When address errors are detected, address bits 10-12 are always indicated (though DiagROM acknowledges that these are only estimates). I also often see bits 5, 7 and 8, and occasionally 2, 3, 4 and 6. I don't believe I've seen any other bits involved.
Once errors happen, things seem to stay bad: if I go back and test a previously "good" memory range, it will now show errors. Something seems to get stuck somehow, and a cold boot restores things.
I wondered about the mapping between the CPU address lines and the DRAM addressing controlled by Agnus, thinking that that might help identify underlying hardware problems. The Agnus specification document is quite helpful here:
The device generates RAM address from two sources, the processor or from the device performing DMA cycles, selected by a multiplexer. This multiplexer allows the processor to access RAM when AS* and RAMEN* are both low. At this time, the device also multiplexes the processor address (A1-A18) onto the MA bus. The device places A1 to A8 & A17 on the MA0 to MA9 outputs, respectively, during the row address time and places A9 to A16 & A18 on the MA0 to MA9, respectively, during the column address time. The A19 line is used by the IC to determine which RAS line is to be asserted. If A19 is low, RAS0* is enabled, and if high, RAS1* is enabled. The device also senses the LDS* and UDS* inputs to determine which CAS to drop. If LDS* is low, the IC will drop CALS* and if UDS* is low, CASU* is dropped.
https://retro-commodore.eu/files/downloads/amigamanuals-xiik.net/Hardware/Specifications%20Agnus%20-%20Manual-ENG%20.pdfNote that MA is named DRA on other schematics, and presumably the references to MA9 in that excerpt are mistakes (there are 9 lines in total, but numbered MA0..M8). The version of Agnus described uses DRA0..DRA8 for 9 bits of row/column addressing, for (2^9)^2 = 262,144 total words (512 kiB).

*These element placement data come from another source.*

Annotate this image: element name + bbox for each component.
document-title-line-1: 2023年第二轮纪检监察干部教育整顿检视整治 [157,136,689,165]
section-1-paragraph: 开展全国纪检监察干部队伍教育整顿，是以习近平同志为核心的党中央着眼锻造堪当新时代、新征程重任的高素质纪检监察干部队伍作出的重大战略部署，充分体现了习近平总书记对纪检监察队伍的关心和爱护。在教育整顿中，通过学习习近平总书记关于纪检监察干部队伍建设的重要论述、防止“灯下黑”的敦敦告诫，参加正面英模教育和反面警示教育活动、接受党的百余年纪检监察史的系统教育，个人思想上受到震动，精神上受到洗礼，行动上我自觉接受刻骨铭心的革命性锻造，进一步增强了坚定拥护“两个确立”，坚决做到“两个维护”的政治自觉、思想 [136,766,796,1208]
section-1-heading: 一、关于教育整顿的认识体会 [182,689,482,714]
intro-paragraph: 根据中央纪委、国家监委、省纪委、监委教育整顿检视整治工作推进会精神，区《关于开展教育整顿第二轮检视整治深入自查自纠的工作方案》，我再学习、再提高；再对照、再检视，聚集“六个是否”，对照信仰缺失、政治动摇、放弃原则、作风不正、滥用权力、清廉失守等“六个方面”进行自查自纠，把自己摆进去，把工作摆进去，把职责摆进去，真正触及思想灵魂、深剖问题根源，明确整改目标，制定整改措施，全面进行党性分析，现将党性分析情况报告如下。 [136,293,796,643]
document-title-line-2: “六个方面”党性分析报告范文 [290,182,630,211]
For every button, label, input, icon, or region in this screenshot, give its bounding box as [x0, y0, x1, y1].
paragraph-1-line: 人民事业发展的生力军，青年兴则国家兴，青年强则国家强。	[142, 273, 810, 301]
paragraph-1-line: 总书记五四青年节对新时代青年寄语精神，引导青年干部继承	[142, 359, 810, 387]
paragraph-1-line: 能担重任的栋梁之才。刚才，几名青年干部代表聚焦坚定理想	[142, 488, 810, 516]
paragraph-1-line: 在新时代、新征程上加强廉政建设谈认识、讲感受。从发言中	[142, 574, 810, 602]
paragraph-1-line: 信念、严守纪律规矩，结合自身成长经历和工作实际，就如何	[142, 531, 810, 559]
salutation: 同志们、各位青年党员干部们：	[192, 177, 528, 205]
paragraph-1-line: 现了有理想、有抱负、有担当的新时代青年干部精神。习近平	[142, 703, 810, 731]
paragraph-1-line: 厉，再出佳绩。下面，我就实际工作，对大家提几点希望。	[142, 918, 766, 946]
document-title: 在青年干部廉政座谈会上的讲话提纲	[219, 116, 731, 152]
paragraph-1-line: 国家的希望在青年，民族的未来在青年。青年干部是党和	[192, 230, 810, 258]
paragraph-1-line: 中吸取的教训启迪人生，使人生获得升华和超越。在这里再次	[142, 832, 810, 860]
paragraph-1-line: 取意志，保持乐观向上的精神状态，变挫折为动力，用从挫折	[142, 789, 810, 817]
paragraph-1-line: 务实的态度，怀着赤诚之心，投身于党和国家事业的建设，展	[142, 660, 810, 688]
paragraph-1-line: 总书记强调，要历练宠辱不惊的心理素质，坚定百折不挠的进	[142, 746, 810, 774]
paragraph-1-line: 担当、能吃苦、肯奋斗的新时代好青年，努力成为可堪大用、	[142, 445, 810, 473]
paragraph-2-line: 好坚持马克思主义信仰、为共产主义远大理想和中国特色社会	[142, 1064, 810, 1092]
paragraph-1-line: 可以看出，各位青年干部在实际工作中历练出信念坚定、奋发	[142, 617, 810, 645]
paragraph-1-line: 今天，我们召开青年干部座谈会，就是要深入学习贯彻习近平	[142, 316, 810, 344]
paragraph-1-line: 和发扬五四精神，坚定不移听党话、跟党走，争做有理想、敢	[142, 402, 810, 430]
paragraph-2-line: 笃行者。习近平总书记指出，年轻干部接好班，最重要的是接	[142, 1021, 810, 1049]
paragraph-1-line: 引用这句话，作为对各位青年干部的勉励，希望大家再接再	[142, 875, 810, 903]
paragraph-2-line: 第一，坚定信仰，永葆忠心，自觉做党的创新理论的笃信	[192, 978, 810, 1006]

So, during row address times, the mapping is:
A1 DRA0
A2 DRA1
A3 DRA2
A4 DRA3
A5 DRA4
A6 DRA5
A7 DRA6
A8 DRA7
A17 DRA8
...and during column address times:
A9 DRA0
A10 DRA1
A11 DRA2
A12 DRA3
A13 DRA4
A14 DRA5
A15 DRA6
A16 DRA7
A18 DRA8
Combining this with the pattern of bad address bits doesn't reveal any magical pattern to me, but it does at least show that the most commonly (apparently) flaky address bits are associated with DRA1-3 during column accesses.
I also found it interesting that A8-A13 are associated with the CIA chips, and one of these tested bad. A8-11 connect directly to both CIAs, and A12 and A13 are involved in the chip select logic.
Helpful? I really don't know.